Wer das Geld hat, hat die Macht

Mögliche Nachfolger Yassir Arafats und seine Frau Suha streiten um das Milliardenerbe des steinreichen Vorsitzenden der PLO. von andré anchuelo

Während in Gaza und der Westbank möglicherweise schon die Waffen für den Machtkampf um die Nachfolge Yassir Arafats geladen werden, findet hinter den Kulissen noch ein anderer Kampf statt. Denn nicht alle Macht kommt aus den Gewehrläufen. Vielmehr haben sich Arafats potenzielle Nachfolger an ein Wort des PLO-Vorsitzenden aus seiner Zeit in Tunis erinnert: »Nur wer die Geldmittel kontrolliert, bleibt an der Macht.«

Faktisch üben derzeit der Ministerpräsident der Palästinensischen Autonomiebehörde (PA), Achmed Qurei, und der Generalsekretär der PLO, Machmoud Abbas, die Macht in der palästinensischen Verwaltungshauptstadt Ramallah aus. Als es in der vergangenen Woche hieß, Arafat liege im Sterben, wollte Abbas sofort zu ihm nach Paris eilen, um auch die Kontrolle über die Finanzen der PLO zu übernehmen.

Denn in den letzten Jahren und Jahrzehnten war nicht nur die palästinensische Politik, sondern auch das palästinensische Finanzwesen eine One-Man-Show. Arafat verfügte als Vorsitzender von PA, PLO und deren Hauptfraktion, der Fatah-Bewegung, in der ganzen Welt über diverse Konten. Diese lauten auf Arafat persönlich. Der »Vorsitzende unterscheidet nicht zwischen seinen eigenen Guthaben und denen seiner Bewegung«, stellte ein Biograph des PLO-Chefs schon vor Jahren fest.
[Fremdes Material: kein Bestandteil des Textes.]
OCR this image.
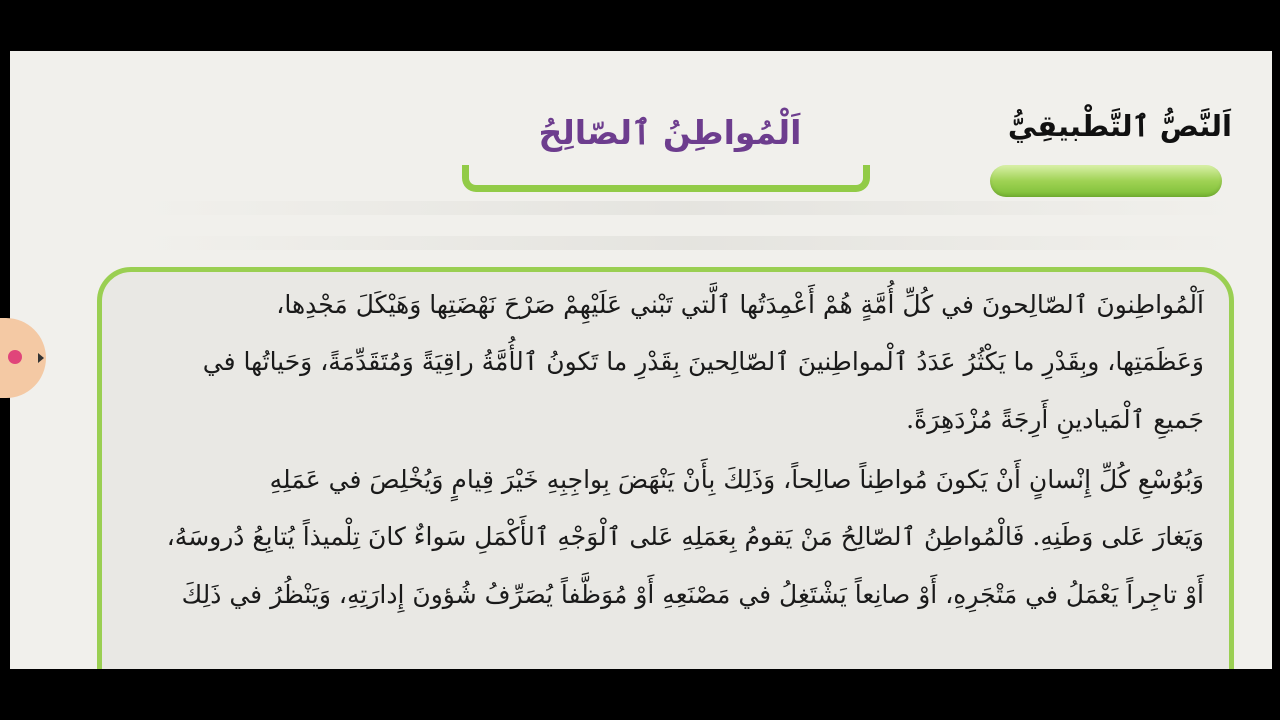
اَلنَّصُّ ٱلتَّطْبيقِيُّ
اَلْمُواطِنُ ٱلصّالِحُ
اَلْمُواطِنونَ ٱلصّالِحونَ في كُلِّ أُمَّةٍ هُمْ أَعْمِدَتُها ٱلَّتي تَبْني عَلَيْهِمْ صَرْحَ نَهْضَتِها وَهَيْكَلَ مَجْدِها،
وَعَظَمَتِها، وبِقَدْرِ ما يَكْثُرُ عَدَدُ ٱلْمواطِنينَ ٱلصّالِحينَ بِقَدْرِ ما تَكونُ ٱلأُمَّةُ راقِيَةً وَمُتَقَدِّمَةً، وَحَياتُها في
جَميعِ ٱلْمَيادينِ أَرِجَةً مُزْدَهِرَةً.
وَبُوُسْعِ كُلِّ إِنْسانٍ أَنْ يَكونَ مُواطِناً صالِحاً، وَذَلِكَ بِأَنْ يَنْهَضَ بِواجِبِهِ خَيْرَ قِيامٍ وَيُخْلِصَ في عَمَلِهِ
وَيَغارَ عَلى وَطَنِهِ. فَالْمُواطِنُ ٱلصّالِحُ مَنْ يَقومُ بِعَمَلِهِ عَلى ٱلْوَجْهِ ٱلأَكْمَلِ سَواءٌ كانَ تِلْميذاً يُتابِعُ دُروسَهُ،
أَوْ تاجِراً يَعْمَلُ في مَتْجَرِهِ، أَوْ صانِعاً يَشْتَغِلُ في مَصْنَعِهِ أَوْ مُوَظَّفاً يُصَرِّفُ شُؤونَ إِدارَتِهِ، وَيَنْظُرُ في ذَلِكَ
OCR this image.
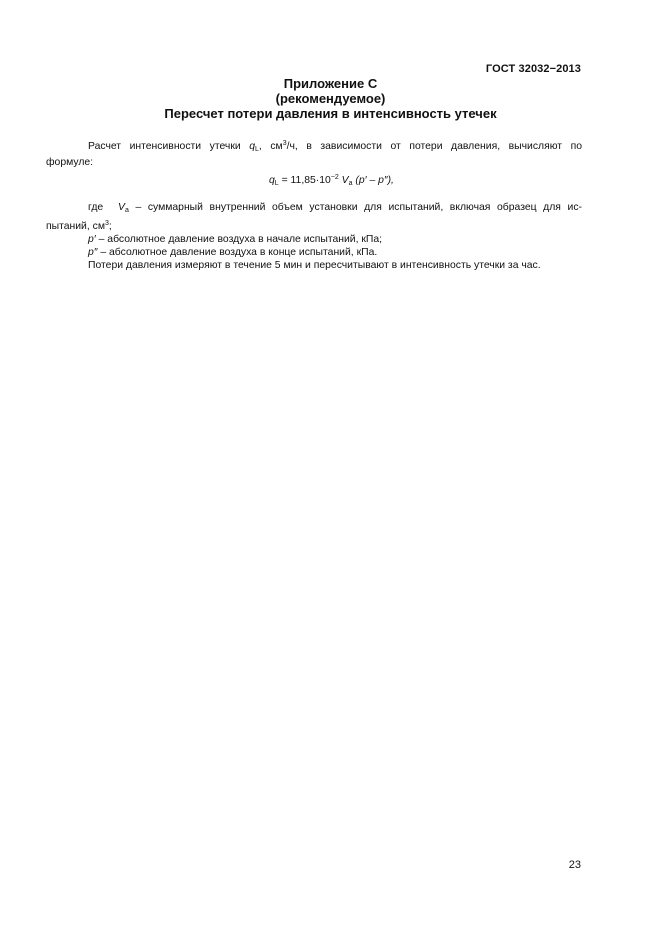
ГОСТ 32032−2013
Приложение С
(рекомендуемое)
Пересчет потери давления в интенсивность утечек
Расчет интенсивности утечки $q_L$, $см^3/ч$, в зависимости от потери давления, вычисляют по
формуле:
$q_L = 11,85\cdot 10^{-2}$ $V_a$ (p′ – p″),
где $V_a$ – суммарный внутренний объем установки для испытаний, включая образец для ис-
пытаний, $см^3$;
p′ – абсолютное давление воздуха в начале испытаний, кПа;
p″ – абсолютное давление воздуха в конце испытаний, кПа.
Потери давления измеряют в течение 5 мин и пересчитывают в интенсивность утечки за час.
23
Offenbar unterschied Arafat auch nicht zwischen Geld der PLO und internationalen Hilfszahlungen an seine Autonomiebehörde. So war im vergangenen Jahr einem Untersuchungsbericht des Internationalen Währungsfonds zu entnehmen, dass innerhalb von fünf Jahren etwa 900 Millionen Dollar aus dem Haushalt der PA auf ein Privatkonto Arafats in Israel umgeleitet worden seien. Schätzungen des arabischen Fernsehsenders al-Jazeera zufolge ist Arafats Vermögen durch derartige Transaktionen auf 4,2 bis 6,5 Milliarden Dollar angewachsen.

Schon seit längerem wurde Arafats Finanzpraxis auch von Palästinensern kritisiert. Im Sommer 2002 sagte ein Abgeordneter des PA-Parlaments lakonisch, nur »Arafat und Allah wissen, wohin die Mittel verschwinden«. Zwei Jahre später monierte Mohammed Dahlan, einer der bekanntesten Arafat-Kritiker und als möglicher Nachfolger gehandelt, fünf Milliarden Dollar ausländische Hilfsgelder seien umgeleitet worden, »und wir wissen nicht wohin«. Auch der ehemalige PLO-Finanzchef Jawid Ghusseini konstatierte: »Arafat verfügt über alle Konten der Fatah und der PLO. Er ist der einzige, der weiß, wo das Geld ist.«

Der PA-Parlamentarier Azmi Shuaibi sorgte sich bereits im Frühjahr 2003 über das mögliche Ableben Arafats: Niemand »wüsste dann mehr, wohin das Vermögen des palästinensischen Volkes verschwunden ist«. Dieser Fall könnte jetzt eingetreten sein. Allerdings gibt es einige Personen, die mehr wissen als andere. Arafats Ehefrau Suha etwa hat vermutlich Zugriff auf einige der Konten, kennt aber das innere System des Finanznetzwerks nicht. Dieses Wissen wiederum besitzt Mohammed Raschid, Arafats wichtigster Finanzmanager. Jetzt kommt es darauf an, wer Kenntnisse und Zugriffsrechte entscheidend zusammenbringt und wer im Streit um die politische Macht mit welcher Fraktion koaliert.

Machmoud Abbas jedenfalls wurde aus Paris von der kleinen Gruppe von Personen um Suha Arafat, die als einzige bis zuletzt Zugang zu Arafat hatten, bedeutet, er könne sich den Weg nach Frankreich sparen. Aber auch die in Paris anwesenden Raschid und Dahlan wurden nicht zu Arafat gelassen. Angeblich hat Suha von ihrem Mann – als er noch bei Bewusstsein war – gefordert, sie als alleinige Erbin einzusetzen. Schließlich arbeite sie für die palästinensischen Interessen, rechtfertigte sie schon vor einiger Zeit ihre finanziellen Ansprüche. Doch offenbar hat ihr Mann das Ansinnen abgelehnt.